Ele fala do surgimento do site, da sua forma de pesquisa, de como começou a disponibilizar as edições online das antigas revistas O Cruzeiro, O Malho e Careta, dá a sua opinião sobre a burocracia das bibliotecas e critica duramente o Wikipédia.


Por que o Memória é dedicado às personalidades já falecidas? Tem planos para fazer biografias vivas?
É mais fácil trabalhar com quem já morreu porque eles não costumam reclamar. Brincadeira à parte, é realmente complicado lidar com o ego no mundo dos vivos. Sempre pensei em fazer do Memória Viva um Memória Viva dos Vivos, mas além de muita gente que eu gostaria de colocar lá já ter seu próprio site, encontrei alguns obstáculos: o homenageado não entender a função do trabalho, não ter contato com a Internet e até por isso desconhecer sua importância como veículo de informação, querer interferir no trabalho a ponto de descaracterizá-lo e por aí vai.

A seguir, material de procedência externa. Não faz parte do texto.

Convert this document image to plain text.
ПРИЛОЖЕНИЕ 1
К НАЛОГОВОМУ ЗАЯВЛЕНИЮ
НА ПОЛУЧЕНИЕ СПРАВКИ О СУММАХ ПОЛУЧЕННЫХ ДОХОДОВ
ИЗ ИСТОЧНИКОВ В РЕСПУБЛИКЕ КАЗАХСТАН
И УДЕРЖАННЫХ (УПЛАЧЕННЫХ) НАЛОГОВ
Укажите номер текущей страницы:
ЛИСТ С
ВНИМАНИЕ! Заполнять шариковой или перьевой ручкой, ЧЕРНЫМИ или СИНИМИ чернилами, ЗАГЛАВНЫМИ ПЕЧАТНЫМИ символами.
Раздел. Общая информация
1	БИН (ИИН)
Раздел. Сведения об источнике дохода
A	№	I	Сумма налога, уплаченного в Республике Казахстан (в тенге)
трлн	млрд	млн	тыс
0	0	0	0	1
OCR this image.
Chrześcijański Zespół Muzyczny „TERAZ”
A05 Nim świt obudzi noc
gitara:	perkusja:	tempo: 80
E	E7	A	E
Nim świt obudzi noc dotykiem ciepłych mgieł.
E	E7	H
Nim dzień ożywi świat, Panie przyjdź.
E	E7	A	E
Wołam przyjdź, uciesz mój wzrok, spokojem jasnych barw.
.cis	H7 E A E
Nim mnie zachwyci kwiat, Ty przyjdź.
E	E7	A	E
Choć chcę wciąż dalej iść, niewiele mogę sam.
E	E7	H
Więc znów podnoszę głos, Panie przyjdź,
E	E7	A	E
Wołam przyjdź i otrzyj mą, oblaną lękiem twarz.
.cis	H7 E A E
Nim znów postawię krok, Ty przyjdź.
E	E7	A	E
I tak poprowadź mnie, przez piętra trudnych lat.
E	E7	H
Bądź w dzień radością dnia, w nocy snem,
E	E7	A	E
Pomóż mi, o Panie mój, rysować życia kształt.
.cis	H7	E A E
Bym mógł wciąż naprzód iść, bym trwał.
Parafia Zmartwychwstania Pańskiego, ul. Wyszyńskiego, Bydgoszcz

Para compensar essa "falta", criei em 2004 o Memória Viva Hoje, uma área mais quente, de jornalismo, que cumpriria essa função através de entrevistas e depoimentos. Digo "cumpriria" porque nunca consegui colocar no ar, com alguma regularidade, o material produzido. Todos são no nível da entrevista/depoimento do Anselmo Duarte ( www.memoriaviva.com.br/anselmo.htm ). Duvido alguém encontrar um material sobre ele, na Internet, como o publicado pelo Memória Viva. E olha que nem está na íntegra. Como esse, foram feitos outros maravilhosos com os jornalistas e escritores José Louzeiro e Gonzaga Jr., com o diplomata Lauro Moreira (que foi casado com a poetisa Marli de Oliveira e teve como padrinhos de casamento Clarice Lispector e Manuel Bandeira), com Maria Mathilde e Fernanda Dias (filha e neta de Cecília Meireles e Fernando Dias), só para citar alguns. Tudo inédito. Parte disso ainda irá ao ar, mas acredito mesmo que as íntegras dos depoimentos acabarão, um dia, em livro.


A Luz Del Fuego era uma das personalidades admiradas que você procurava quando decidiu criar o site?
Luz de Fuego deu origem ao Memória Viva. Eu havia lido uma biografia dela em 1996 ou 1997 e estava fascinado por sua história. Quando surgiu a web, quis saber mais. Como? Onde? Não havia nada. Tomei o caminho contrário. Fiz um site para ela no antigo Geocities. Como não exisitia nada parecido na época e tudo na web brasileira era novidade, imediatamente ele começou a ser mostrado nas revistas e cadernos especializados. Gostei do resultado, da idéia, e no mês seguinte - abril de 1998 - já entrava no ar o Memória Viva.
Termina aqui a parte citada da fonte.